On Mar 8, 2010, at 12:08 AM, Noel Chiappa wrote:

>> From: Tony Li <tony...@tony.li>
> 
>> IPv4 is done. Over. Cooked. Fully toast. It will either enter a black
>> market where we deaggregate and no proposal will help, or we shift to
>> v6 and v4 is irrelevant. In either case, we're not in time to do
>> anything significant for v4. 
> 
> Probably needless to say, I do not agree with this. There are _definitely_
> more options than DeathI and DeathII.
> 
>     Noel

There is also DeathIII, i.e., we shift to v6 (or something else), but through 
some series of steps that preserves IPv4 in place as a critical, 
non-substitutable input for provisioning routing services.
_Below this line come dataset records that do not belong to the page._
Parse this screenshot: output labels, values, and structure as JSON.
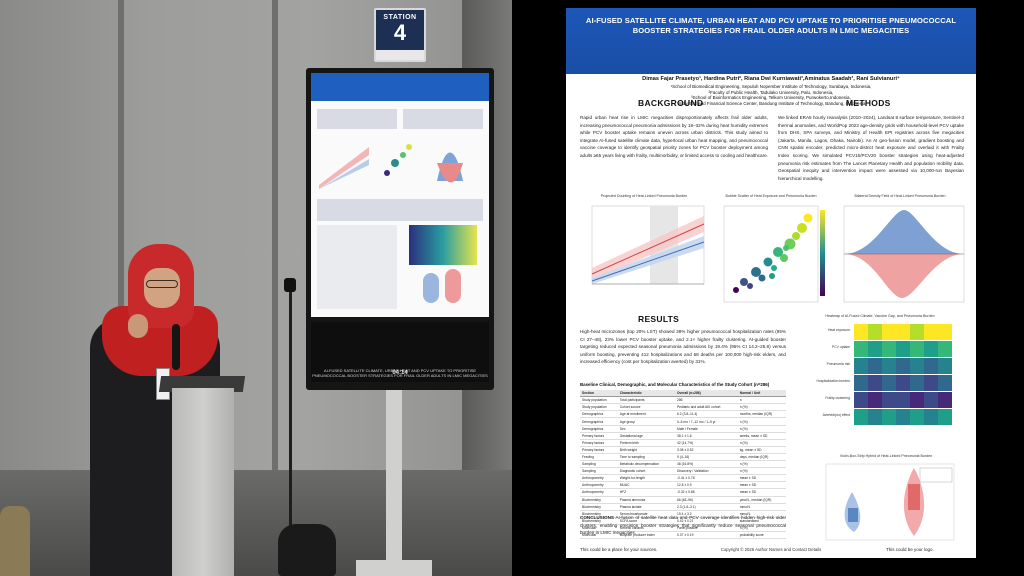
{
  "photo": {
    "station_sign": {
      "label": "STATION",
      "number": "4"
    },
    "monitor": {
      "footer_text": "AI-FUSED SATELLITE CLIMATE, URBAN HEAT AND PCV UPTAKE TO PRIORITISE PNEUMOCOCCAL BOOSTER STRATEGIES FOR FRAIL OLDER ADULTS IN LMIC MEGACITIES",
      "time": "04:14"
    }
  },
  "poster": {
    "title": "AI-FUSED SATELLITE CLIMATE, URBAN HEAT AND PCV UPTAKE TO PRIORITISE PNEUMOCOCCAL BOOSTER STRATEGIES FOR FRAIL OLDER ADULTS IN LMIC MEGACITIES",
    "authors": "Dimas Fajar Prasetyo¹, Hardina Putri², Riana Dwi Kurniawati³,Aminatus Saadah³, Rani Sulvianuri⁴",
    "affiliations": [
      "¹School of Biomedical Engineering, Sepuluh Nopember Institute of Technology, Surabaya, Indonesia,",
      "²Faculty of Public Health, Tadulako University, Palu, Indonesia,",
      "³School of Bioinformatics Engineering, Telkom University, Purwokerto,Indonesia,",
      "⁴Industrial and Financial Science Center, Bandung Institute of Technology, Bandung, Indonesia"
    ],
    "sections": {
      "background_heading": "BACKGROUND",
      "background_text": "Rapid urban heat rise in LMIC megacities disproportionately affects frail older adults, increasing pneumococcal pneumonia admissions by 18–32% during heat humidity extremes while PCV booster uptake remains uneven across urban districts. This study aimed to integrate AI-fused satellite climate data, hyperlocal urban heat mapping, and pneumococcal vaccine coverage to identify geospatial priority zones for PCV booster deployment among adults ≥65 years living with frailty, multimorbidity, or limited access to cooling and healthcare.",
      "methods_heading": "METHODS",
      "methods_text": "We linked ERA5 hourly reanalysis (2010–2024), Landsat 8 surface temperature, Sentinel-3 thermal anomalies, and WorldPop 2023 age-density grids with household-level PCV uptake from DHS, SPA surveys, and Ministry of Health EPI registries across five megacities (Jakarta, Manila, Lagos, Dhaka, Nairobi). An AI geo-fusion model, gradient boosting and CNN spatial encoder, predicted micro-district heat exposure and overlaid it with Frailty Index scoring. We simulated PCV15/PCV20 booster strategies using heat-adjusted pneumonia risk estimates from The Lancet Planetary Health and population mobility data. Geospatial inequity and intervention impact were assessed via 10,000-run Bayesian hierarchical modelling.",
      "results_heading": "RESULTS",
      "results_text": "High-heat microzones (top 20% LST) showed 38% higher pneumococcal hospitalization rates (95% CI 27–48), 23% lower PCV booster uptake, and 2.1× higher frailty clustering. AI-guided booster targeting reduced expected seasonal pneumonia admissions by 19.4% (95% CI 14.2–25.8) versus uniform boosting, preventing 412 hospitalizations and 58 deaths per 100,000 high-risk elders, and increased efficiency (cost per hospitalization averted) by 31%.",
      "conclusions_label": "CONCLUSIONS",
      "conclusions_text": "AI-fusion of satellite heat data and PCV coverage identifies hidden high-risk older clusters, enabling precision booster strategies that significantly reduce seasonal pneumococcal burden in LMIC megacities."
    },
    "figure_titles": {
      "fig1": "Projected Doubling of Heat-Linked Pneumonia Burden",
      "fig2": "Bubble Scatter of Heat Exposure and Pneumonia Burden",
      "fig3": "Bilateral Density Field of Heat-Linked Pneumonia Burden",
      "fig4": "Heatmap of AI-Fused Climate, Vaccine Gap, and Pneumonia Burden",
      "fig5": "Violin-Box-Strip Hybrid of Heat-Linked Pneumonia Burden"
    },
    "heatmap_rows": [
      "Heat exposure",
      "PCV uptake",
      "Pneumonia risk",
      "Hospitalization burden",
      "Frailty clustering",
      "Averted/proj effect"
    ],
    "table": {
      "caption": "Baseline Clinical, Demographic, and Molecular Characteristics of the Study Cohort (n=286)",
      "headers": [
        "Section",
        "Characteristic",
        "Overall (n=286)",
        "Normal / Unit"
      ],
      "rows": [
        [
          "Study population",
          "Total participants",
          "286",
          "n"
        ],
        [
          "Study population",
          "Cohort source",
          "Pediatric and adult AKI cohort",
          "n (%)"
        ],
        [
          "Demographics",
          "Age at enrollment",
          "6.2 (3.8–11.4)",
          "months, median (IQR)"
        ],
        [
          "Demographics",
          "Age group",
          "0–6 mo / 7–12 mo / 1–5 yr",
          "n (%)"
        ],
        [
          "Demographics",
          "Sex",
          "Male / Female",
          "n (%)"
        ],
        [
          "Primary factors",
          "Gestational age",
          "38.1 ± 1.6",
          "weeks, mean ± SD"
        ],
        [
          "Primary factors",
          "Preterm birth",
          "42 (14.7%)",
          "n (%)"
        ],
        [
          "Primary factors",
          "Birth weight",
          "3.08 ± 0.52",
          "kg, mean ± SD"
        ],
        [
          "Feeding",
          "Time to sampling",
          "9 (4–16)",
          "days, median (IQR)"
        ],
        [
          "Sampling",
          "Metabolic decompensation",
          "48 (16.8%)",
          "n (%)"
        ],
        [
          "Sampling",
          "Diagnostic cohort",
          "Discovery / Validation",
          "n (%)"
        ],
        [
          "Anthropometry",
          "Weight-for-length",
          "-0.41 ± 0.78",
          "mean ± SD"
        ],
        [
          "Anthropometry",
          "MUAC",
          "12.8 ± 0.9",
          "mean ± SD"
        ],
        [
          "Anthropometry",
          "HFZ",
          "-0.32 ± 0.86",
          "mean ± SD"
        ],
        [
          "Biochemistry",
          "Plasma ammonia",
          "66 (48–96)",
          "µmol/L, median (IQR)"
        ],
        [
          "Biochemistry",
          "Plasma lactate",
          "2.3 (1.6–3.1)",
          "mmol/L"
        ],
        [
          "Biochemistry",
          "Serum bicarbonate",
          "19.4 ± 3.2",
          "mmol/L"
        ],
        [
          "Biochemistry",
          "SCFA score",
          "0.42 ± 0.21",
          "standardised"
        ],
        [
          "Molecular",
          "Genetic variants",
          "Panel positive",
          "n (%)"
        ],
        [
          "Molecular",
          "Butyrate producer index",
          "0.37 ± 0.19",
          "probability score"
        ]
      ]
    },
    "footer": {
      "left": "This could be a place for your sources.",
      "center": "Copyright © 2026 Author Names and Contact Details",
      "right": "This could be your logo."
    }
  },
  "colors": {
    "title_bar": "#1d57b8",
    "red_series": "#e05656",
    "blue_series": "#4f83c9"
  }
}
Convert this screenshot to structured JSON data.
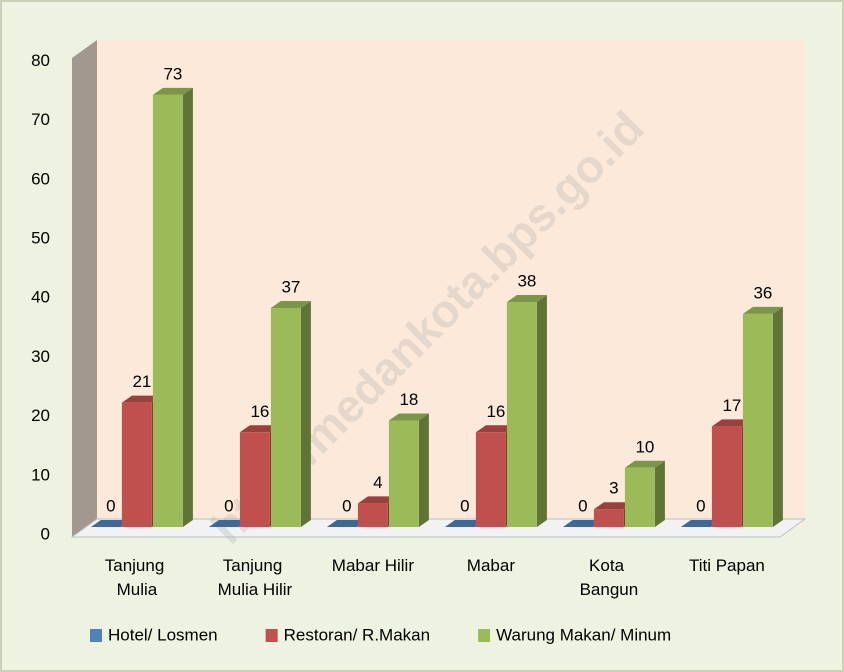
{
  "chart_data": {
    "type": "bar3d",
    "categories": [
      "Tanjung Mulia",
      "Tanjung Mulia Hilir",
      "Mabar Hilir",
      "Mabar",
      "Kota Bangun",
      "Titi Papan"
    ],
    "series": [
      {
        "name": "Hotel/ Losmen",
        "color": "#4f81bd",
        "values": [
          0,
          0,
          0,
          0,
          0,
          0
        ]
      },
      {
        "name": "Restoran/ R.Makan",
        "color": "#c0504d",
        "values": [
          21,
          16,
          4,
          16,
          3,
          17
        ]
      },
      {
        "name": "Warung Makan/ Minum",
        "color": "#9bbb59",
        "values": [
          73,
          37,
          18,
          38,
          10,
          36
        ]
      }
    ],
    "ylim": [
      0,
      80
    ],
    "yticks": [
      0,
      10,
      20,
      30,
      40,
      50,
      60,
      70,
      80
    ],
    "grid": false,
    "legend": "bottom",
    "watermark": "http://medankota.bps.go.id"
  }
}
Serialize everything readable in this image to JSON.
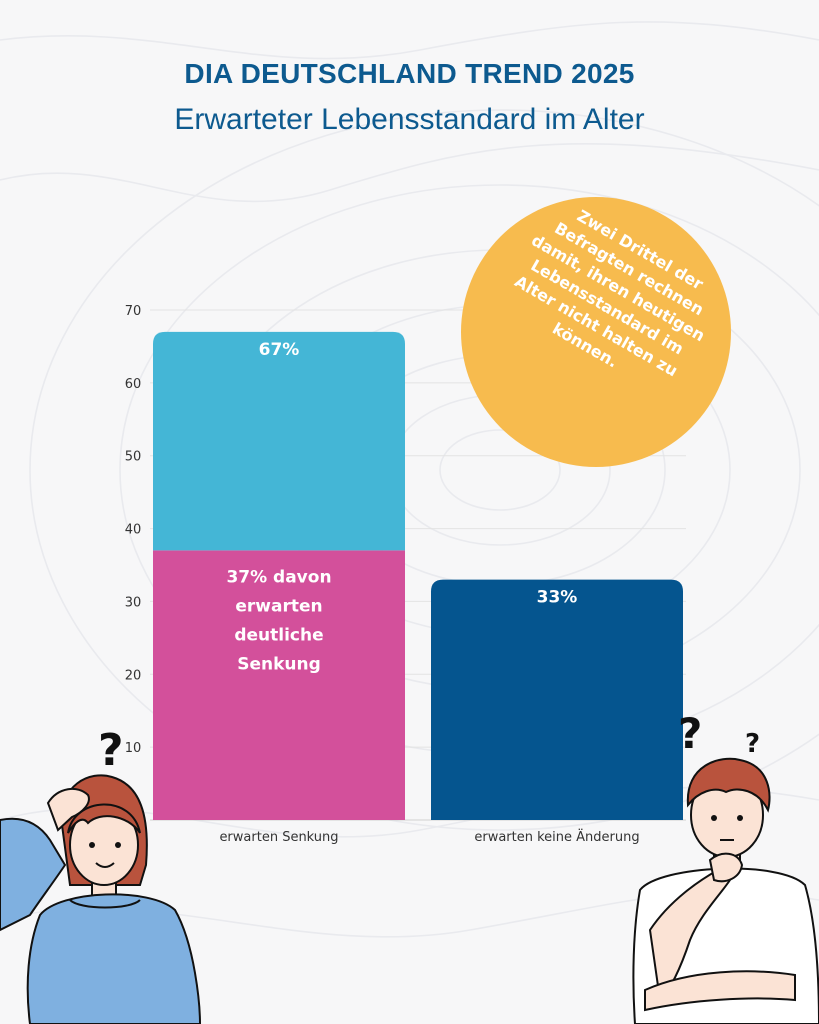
{
  "header": {
    "title": "DIA DEUTSCHLAND TREND 2025",
    "subtitle": "Erwarteter Lebensstandard im Alter"
  },
  "callout": {
    "lines": [
      "Zwei Drittel der",
      "Befragten rechnen",
      "damit, ihren heutigen",
      "Lebensstandard im",
      "Alter nicht halten zu",
      "können."
    ],
    "color": "#f7bb4e"
  },
  "chart_data": {
    "type": "bar",
    "stacked": true,
    "categories": [
      "erwarten Senkung",
      "erwarten keine Änderung"
    ],
    "ylim": [
      0,
      70
    ],
    "yticks": [
      10,
      20,
      30,
      40,
      50,
      60,
      70
    ],
    "grid": true,
    "bars": [
      {
        "category": "erwarten Senkung",
        "total": 67,
        "total_label": "67%",
        "segments": [
          {
            "value": 37,
            "color": "#d3509b",
            "label_lines": [
              "37% davon",
              "erwarten",
              "deutliche",
              "Senkung"
            ]
          },
          {
            "value": 30,
            "color": "#44b6d6"
          }
        ]
      },
      {
        "category": "erwarten keine Änderung",
        "total": 33,
        "total_label": "33%",
        "segments": [
          {
            "value": 33,
            "color": "#05558f"
          }
        ]
      }
    ]
  },
  "decor": {
    "question_mark": "?"
  }
}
If that happens, 
black market-driven deaggregation would not be inevitable. However, any other 
outcome would likely arise from and/or push IPv4 and incumbent IPv4-based 
operators into assuming the same sort of (economic) roles that have been 
traditionally associated with physical "last mile" facilities and their 
owner-operators... which would ultimately drive every other aspiring new 
routing service provider thereafter into the same sort of (basically, 
adversarial) position with the same sort of bypass-centric goals that were/are 
commonly attributed to non-incumbent Internet service providers, esp. back in 
the 1980-1990s. 

What other potential options do you envision which might provide some 
reasonable probability of avoiding this Catch-22?